C’est donc dans l’ancienne demeure de ce progressiste que l’empereur déchu, libéré par les Prussiens, allait rejoindre sa famille, en mars 1871. Tout empereur autoritaire qu’il avait été, il se trouvait sans doute des points communs avec Lord Camden, lui qui aurait dit : « L’impératrice est légitimiste ; le Prince Napoléon [son cousin] est républicain ; Morny [son demi-frère] est orléaniste ; moi-même je suis socialiste ; il n’y a que Persigny qui soit bonapartiste, et il est fou ». Mais la vie familiale, loin du fardeau de la Cour et du gouvernement de la France, fut de courte durée puisque l’empereur s’éteignit à Camden Place le 9 janvier 1873, à l’âge de 64 ans. Une chapelle ardente fut dressée dans le hall du manoir (photographie du milieu), où 60 000 personnes vinrent s’incliner devant la dépouille de Napoléon III. Le 15 janvier, il fut inhumé dans l’église catholique Sainte-Marie de Chislehurst, à quelques centaines de mètres de Camden Place.

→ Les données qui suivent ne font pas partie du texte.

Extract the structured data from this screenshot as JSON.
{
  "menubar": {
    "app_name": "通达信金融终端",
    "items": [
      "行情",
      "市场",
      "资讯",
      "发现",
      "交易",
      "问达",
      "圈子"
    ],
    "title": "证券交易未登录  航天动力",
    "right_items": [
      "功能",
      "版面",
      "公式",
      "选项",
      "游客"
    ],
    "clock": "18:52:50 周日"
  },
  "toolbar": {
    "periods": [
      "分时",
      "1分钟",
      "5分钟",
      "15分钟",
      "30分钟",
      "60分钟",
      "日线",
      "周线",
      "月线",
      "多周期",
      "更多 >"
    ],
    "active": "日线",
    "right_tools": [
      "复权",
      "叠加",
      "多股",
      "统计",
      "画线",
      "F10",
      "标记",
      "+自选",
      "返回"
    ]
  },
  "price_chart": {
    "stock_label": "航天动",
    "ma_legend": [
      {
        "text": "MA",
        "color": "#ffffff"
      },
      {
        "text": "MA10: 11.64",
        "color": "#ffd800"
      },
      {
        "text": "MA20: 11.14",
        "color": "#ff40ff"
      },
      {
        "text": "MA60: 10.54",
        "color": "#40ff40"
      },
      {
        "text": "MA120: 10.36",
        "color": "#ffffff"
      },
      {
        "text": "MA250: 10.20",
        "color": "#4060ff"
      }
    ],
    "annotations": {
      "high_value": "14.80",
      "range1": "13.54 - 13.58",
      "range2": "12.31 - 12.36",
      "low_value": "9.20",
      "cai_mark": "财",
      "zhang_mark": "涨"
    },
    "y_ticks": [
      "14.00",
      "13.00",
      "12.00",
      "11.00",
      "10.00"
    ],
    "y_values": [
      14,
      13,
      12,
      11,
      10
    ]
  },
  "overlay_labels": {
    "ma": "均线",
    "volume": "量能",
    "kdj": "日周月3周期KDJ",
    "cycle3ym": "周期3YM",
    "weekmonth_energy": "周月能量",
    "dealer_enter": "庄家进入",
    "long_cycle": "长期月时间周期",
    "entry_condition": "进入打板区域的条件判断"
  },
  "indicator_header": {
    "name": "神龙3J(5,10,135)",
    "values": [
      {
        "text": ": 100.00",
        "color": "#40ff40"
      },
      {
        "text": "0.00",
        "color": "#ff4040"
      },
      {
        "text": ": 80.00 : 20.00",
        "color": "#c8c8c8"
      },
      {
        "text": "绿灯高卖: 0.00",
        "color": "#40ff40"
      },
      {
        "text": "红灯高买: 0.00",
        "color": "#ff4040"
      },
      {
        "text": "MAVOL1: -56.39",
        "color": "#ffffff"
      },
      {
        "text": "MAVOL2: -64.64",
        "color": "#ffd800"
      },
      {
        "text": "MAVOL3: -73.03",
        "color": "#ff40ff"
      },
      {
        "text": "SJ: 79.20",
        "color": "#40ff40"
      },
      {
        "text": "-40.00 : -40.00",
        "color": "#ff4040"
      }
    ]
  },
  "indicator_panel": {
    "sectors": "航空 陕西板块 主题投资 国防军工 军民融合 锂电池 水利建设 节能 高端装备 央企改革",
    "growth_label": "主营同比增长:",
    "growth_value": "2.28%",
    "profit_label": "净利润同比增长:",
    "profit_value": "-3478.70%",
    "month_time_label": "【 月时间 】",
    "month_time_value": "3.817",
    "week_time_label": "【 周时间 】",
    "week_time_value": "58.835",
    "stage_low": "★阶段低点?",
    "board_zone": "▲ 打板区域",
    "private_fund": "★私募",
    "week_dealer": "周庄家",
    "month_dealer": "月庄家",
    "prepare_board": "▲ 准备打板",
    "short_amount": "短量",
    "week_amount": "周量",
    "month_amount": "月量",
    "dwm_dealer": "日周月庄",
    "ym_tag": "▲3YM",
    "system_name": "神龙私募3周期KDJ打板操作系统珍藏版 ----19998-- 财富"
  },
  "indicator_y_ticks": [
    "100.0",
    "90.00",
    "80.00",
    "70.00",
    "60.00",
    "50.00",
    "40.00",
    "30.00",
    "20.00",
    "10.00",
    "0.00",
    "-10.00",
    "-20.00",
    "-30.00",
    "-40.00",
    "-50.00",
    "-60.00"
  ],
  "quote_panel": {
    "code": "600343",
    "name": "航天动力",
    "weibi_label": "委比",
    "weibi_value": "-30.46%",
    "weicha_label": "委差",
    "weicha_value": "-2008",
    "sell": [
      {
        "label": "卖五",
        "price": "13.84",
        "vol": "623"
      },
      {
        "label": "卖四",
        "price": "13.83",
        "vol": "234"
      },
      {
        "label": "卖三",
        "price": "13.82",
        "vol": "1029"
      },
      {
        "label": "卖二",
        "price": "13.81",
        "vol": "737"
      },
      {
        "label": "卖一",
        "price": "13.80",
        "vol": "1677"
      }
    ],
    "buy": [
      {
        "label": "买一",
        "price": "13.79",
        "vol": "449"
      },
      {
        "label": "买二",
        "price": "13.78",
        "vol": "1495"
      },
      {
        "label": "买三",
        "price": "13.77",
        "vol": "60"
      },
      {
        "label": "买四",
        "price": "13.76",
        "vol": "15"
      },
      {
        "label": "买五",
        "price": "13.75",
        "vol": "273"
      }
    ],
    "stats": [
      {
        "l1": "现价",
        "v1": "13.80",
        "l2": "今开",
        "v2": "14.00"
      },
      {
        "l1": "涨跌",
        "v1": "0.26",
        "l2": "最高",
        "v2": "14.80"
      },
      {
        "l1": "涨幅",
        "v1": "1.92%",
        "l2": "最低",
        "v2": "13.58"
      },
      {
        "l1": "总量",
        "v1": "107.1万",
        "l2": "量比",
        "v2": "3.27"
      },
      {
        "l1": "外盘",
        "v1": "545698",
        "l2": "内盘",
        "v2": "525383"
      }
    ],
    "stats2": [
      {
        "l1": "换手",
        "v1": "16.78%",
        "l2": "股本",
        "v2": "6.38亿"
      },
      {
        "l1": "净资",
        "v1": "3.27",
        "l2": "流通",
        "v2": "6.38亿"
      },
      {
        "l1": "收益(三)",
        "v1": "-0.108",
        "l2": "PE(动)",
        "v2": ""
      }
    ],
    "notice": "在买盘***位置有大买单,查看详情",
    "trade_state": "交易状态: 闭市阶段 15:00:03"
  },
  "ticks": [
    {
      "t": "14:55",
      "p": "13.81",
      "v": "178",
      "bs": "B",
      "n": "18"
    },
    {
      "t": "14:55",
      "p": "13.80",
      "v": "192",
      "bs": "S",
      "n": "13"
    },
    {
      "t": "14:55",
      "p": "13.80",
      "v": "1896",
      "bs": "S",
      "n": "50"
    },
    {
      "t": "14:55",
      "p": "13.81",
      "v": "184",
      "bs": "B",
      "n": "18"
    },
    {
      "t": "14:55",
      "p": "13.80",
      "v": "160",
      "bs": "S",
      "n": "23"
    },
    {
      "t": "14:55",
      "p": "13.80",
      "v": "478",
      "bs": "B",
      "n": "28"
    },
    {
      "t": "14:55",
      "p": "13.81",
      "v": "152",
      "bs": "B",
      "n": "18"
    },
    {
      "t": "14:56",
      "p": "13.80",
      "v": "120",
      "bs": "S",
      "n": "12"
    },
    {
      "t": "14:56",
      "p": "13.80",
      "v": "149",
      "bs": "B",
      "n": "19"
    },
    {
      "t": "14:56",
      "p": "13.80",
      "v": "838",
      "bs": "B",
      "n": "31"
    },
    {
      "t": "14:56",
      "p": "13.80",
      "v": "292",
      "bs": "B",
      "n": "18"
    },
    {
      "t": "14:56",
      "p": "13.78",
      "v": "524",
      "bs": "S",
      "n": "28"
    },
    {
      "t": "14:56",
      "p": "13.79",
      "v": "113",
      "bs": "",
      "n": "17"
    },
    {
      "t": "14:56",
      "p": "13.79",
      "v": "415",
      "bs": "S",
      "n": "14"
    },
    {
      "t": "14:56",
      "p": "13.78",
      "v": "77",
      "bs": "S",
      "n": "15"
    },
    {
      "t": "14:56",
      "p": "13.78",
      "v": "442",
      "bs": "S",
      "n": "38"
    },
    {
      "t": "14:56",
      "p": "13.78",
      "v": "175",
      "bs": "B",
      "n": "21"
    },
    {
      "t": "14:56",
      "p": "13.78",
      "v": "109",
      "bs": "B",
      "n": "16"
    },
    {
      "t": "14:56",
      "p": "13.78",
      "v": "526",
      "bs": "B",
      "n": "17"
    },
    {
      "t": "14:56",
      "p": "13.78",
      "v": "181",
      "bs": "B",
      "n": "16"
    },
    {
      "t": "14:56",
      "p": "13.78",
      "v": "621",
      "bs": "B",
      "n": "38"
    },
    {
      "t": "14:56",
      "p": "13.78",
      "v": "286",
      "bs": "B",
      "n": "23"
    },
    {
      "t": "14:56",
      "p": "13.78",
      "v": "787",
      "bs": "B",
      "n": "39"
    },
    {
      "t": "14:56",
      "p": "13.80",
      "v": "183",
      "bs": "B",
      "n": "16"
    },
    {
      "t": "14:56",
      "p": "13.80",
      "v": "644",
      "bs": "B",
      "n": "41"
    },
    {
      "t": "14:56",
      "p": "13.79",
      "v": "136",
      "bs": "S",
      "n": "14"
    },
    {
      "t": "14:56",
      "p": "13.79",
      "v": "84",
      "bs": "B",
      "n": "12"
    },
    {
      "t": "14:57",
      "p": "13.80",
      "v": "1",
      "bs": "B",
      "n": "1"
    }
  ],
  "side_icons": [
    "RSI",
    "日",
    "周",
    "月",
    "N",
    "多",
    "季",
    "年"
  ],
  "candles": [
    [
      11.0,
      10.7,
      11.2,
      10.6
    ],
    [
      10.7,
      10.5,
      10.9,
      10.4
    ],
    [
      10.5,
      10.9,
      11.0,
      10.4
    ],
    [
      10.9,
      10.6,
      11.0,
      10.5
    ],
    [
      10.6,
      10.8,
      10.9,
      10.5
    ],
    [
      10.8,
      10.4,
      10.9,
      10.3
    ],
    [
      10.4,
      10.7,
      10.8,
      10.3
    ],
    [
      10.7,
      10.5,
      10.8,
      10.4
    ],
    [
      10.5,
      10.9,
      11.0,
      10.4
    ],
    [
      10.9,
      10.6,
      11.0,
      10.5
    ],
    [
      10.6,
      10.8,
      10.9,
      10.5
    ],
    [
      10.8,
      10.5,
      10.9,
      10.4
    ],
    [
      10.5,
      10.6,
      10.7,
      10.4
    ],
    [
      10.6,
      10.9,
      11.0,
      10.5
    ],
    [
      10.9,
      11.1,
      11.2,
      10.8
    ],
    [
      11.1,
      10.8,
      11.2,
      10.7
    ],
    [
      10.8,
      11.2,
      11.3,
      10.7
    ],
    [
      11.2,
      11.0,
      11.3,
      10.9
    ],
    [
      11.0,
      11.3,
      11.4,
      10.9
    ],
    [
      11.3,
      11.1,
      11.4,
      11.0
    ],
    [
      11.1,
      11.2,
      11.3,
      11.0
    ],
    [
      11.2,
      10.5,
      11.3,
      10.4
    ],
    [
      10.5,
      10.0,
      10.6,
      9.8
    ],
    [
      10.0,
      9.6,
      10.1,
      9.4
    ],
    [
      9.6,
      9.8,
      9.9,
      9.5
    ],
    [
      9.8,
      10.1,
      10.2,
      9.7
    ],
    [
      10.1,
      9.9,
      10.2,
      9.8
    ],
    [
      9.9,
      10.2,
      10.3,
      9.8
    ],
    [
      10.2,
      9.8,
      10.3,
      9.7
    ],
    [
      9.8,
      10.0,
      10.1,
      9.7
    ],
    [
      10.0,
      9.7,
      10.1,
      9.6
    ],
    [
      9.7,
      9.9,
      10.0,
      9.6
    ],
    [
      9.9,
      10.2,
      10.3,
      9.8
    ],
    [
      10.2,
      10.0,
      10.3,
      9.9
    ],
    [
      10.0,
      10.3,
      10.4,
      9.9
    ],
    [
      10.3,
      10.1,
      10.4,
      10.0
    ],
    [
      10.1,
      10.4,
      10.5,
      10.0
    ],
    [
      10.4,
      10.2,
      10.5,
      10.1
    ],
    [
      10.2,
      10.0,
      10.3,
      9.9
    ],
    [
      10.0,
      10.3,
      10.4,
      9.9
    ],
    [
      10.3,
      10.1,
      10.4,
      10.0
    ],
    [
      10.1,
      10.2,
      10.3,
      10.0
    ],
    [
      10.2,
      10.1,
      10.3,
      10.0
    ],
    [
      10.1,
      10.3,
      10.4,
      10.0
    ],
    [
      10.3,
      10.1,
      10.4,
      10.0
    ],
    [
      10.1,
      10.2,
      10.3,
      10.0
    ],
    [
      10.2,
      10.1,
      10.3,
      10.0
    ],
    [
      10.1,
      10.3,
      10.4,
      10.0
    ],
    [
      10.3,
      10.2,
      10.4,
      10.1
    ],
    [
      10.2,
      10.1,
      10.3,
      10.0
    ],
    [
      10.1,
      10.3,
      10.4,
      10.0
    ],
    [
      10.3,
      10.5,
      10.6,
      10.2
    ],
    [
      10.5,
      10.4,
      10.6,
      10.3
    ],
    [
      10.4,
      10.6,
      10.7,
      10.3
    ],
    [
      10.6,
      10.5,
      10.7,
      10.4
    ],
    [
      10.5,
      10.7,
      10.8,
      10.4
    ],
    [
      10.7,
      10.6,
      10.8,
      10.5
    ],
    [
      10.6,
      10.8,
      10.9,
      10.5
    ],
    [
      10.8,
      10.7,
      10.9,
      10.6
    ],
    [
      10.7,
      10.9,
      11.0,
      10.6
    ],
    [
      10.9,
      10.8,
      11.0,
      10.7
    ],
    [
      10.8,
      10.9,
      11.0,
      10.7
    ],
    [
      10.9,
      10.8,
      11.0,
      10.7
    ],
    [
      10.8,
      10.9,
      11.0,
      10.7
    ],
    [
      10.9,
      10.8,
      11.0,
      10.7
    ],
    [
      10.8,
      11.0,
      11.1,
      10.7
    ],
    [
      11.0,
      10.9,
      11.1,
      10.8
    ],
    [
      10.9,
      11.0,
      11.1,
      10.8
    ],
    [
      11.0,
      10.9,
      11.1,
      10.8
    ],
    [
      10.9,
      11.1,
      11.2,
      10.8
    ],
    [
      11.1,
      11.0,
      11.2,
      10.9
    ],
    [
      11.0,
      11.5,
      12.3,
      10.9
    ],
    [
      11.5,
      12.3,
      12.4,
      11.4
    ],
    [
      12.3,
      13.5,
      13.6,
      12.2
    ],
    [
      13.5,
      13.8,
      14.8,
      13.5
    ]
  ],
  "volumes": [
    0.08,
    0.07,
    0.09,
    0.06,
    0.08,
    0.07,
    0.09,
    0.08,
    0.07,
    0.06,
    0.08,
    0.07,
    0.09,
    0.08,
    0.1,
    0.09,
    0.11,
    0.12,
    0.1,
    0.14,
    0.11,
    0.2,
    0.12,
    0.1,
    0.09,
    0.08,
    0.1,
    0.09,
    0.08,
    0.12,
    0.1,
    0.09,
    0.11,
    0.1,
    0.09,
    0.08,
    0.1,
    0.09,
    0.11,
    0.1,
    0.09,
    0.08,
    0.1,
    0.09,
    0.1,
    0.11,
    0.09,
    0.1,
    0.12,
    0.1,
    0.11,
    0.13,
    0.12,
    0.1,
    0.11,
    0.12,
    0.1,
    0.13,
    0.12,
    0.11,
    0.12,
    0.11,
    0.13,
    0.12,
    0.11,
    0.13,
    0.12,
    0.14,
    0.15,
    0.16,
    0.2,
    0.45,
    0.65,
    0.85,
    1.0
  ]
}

L’année précédente, le Prince Impérial avait été autorisé à rejoindre l’Académie royale militaire de Woolwich, située à quelques kilomètres, pour y apprendre l’artillerie, comme son père. Ce choix finira par lui être fatal. En 1879, une guerre éclate en Afrique du Sud, entre le Royaume-Uni et les tribus zoulous. Ses anciens camarades de Woolwich sont envoyés sur le front et Louis-Napoléon rêve de les y rejoindre. Il pense qu’il lui est nécessaire de connaître l’épreuve du feu pour prétendre régner un jour sur la France. Sous la pression de la reine Victoria, une grande amie de sa mère, et malgré les réticences des autorités militaires, il est finalement autorisé à s’embarquer pour l’Afrique, où il ne sera qu’un simple observateur. Malgré ces précautions, il tomba sous les coups de sagaie des Zoulous, le 1er juin 1879. Sa dépouille fut rapatriée à Londres et il fut inhumé au côté de son père, dans l’église Sainte-Marie. Plus tard, les cercueils de Napoléon III et du Prince Impérial furent transférés dans la crypte du monastère Saint-Michel de Farnborough, édifié par Eugénie au sud de Windsor et tout proche de sa nouvelle demeure. Elle quitta donc Camden Place pour rejoindre les deux hommes de sa vie. Elle fut inhumée auprès d’eux, il y a tout juste un siècle, en juillet 1920.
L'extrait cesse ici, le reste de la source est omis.